The US Economy: Still on Track? … Raw materials and goods need to be transported regardless of how modern or sophisticated an economy is. Every week the Association of American Railways ("AAR") posts a free report on rail volumes transported across North America by major category. This provides some decent clues on the condition of the US economy, almost in real time … The latest reports show a cluster of negative readings (red circle) which is a novelty in this cycle (by count, not magnitude). – Erico Matias Tavares/Linked In
Dominant Social Theme: Things are getting better and better.
Free-Market Analysis: The Baltic Dry Index has received a lot of coverage because it tracks shipping activity worldwide – and it has never been lower. Nobody is shipping much of anything, it seems.
For this reason, Tavares's analysis of US rail transportation may have received more attention than it would have otherwise. It was posted at ZeroHedge, for instance, and reposted at other websites as well.
He concluded that rail transport volumes were showing considerable weakness (see excerpt above). However, the weakness was relatively recent so he declines to draw any firm conclusions.
The rail intermodal traffic category registers the long-haul movement of shipping containers and truck trailers by rail whenever combined with (a much shorter) truck movement at one or both ends … The weaknesses leading up to the 2008 financial crisis is pretty noticeable …
The analysis covers commodity groups within the context of rail traffic. According to the article, rail shipping shows a continued glut of oil and gas. Forest products, a good indicator of construction, have also fallen off significantly. However, motor vehicle shipping has been setting a new high.
Our analysis of rail volumes provides a mixed picture of the US economy at this point: oil & gas and mining-related sectors are taking a real beating, some consumer sectors seem to be holding up and there are signs of weakness in the housing sector. 2016 should witness some type of a resolution here.
Tavares, as we can see, declines to make any firm predictions. However, over at the CFA Institute, Ron Rimkus writes that "2016 is a turning point for markets," and that while the world's outlook is grim, the US may benefit considerably from Federal Reserve rate hikes.
The Fed … signaled four .25% increases in interest rates are in store for 2016 … Although the Fed has proceeded ever so gingerly, the world is nevertheless at a turning point punctuated by the Fed's historic rate hike.
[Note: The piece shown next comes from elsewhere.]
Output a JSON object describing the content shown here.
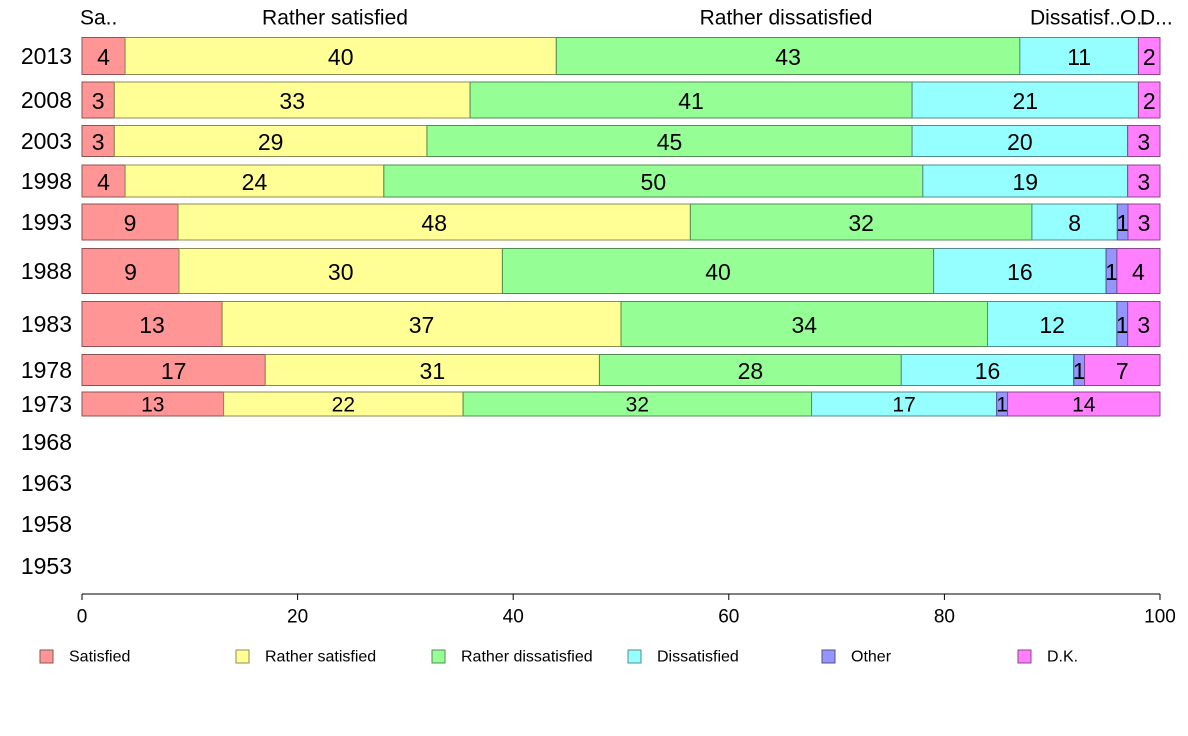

… With these modest expectations, weak economies around the globe, and a rising dollar, maybe – just maybe — all that global capital sloshing around will find a home here in the US stock market? Think about it . . .
Could Yellen's rate hikes set off the next leg of a US securities boom? We recently reviewed an article by David Stockman that was relentlessly negative about central bank currency debasement (already in play) and the effect it was going to have on indebted governments and large quasi-public entities generally.
According to Stockman – and his analysis is shared by numerous hard-money analysts and economists – as the era of easy money gives way to tighter monetary volumes and higher rates, the world's economy will show considerable stress.
In fact, there are those like Euro Pacific's Peter Schiff who believe that one way or another Yellen and company will be forced to continue easy-money policies because wringing out the leverage of US$175 trillion (Stockman's estimate, printed since 2008) is an impossibility.
We would tend to agree with the hard-money crowd – and have written such – but the suggestion that US markets should benefit from higher rates (not too high, of course) is an intriguing one.
It doesn't mean anything in the longer term, given the mess of US finances. But in the short term, a continued securities rally might benefit large corporations and also enhance the prospects of smaller enterprises and companies that have not yet gone public.
Certainly a sustained rally, even with considerable volatility, would enhance the prospects of emerging sectors. One such sector – cannabis – has yet to fully debut on the world's stage, but if US markets continue favorable, that process might be considerably eased.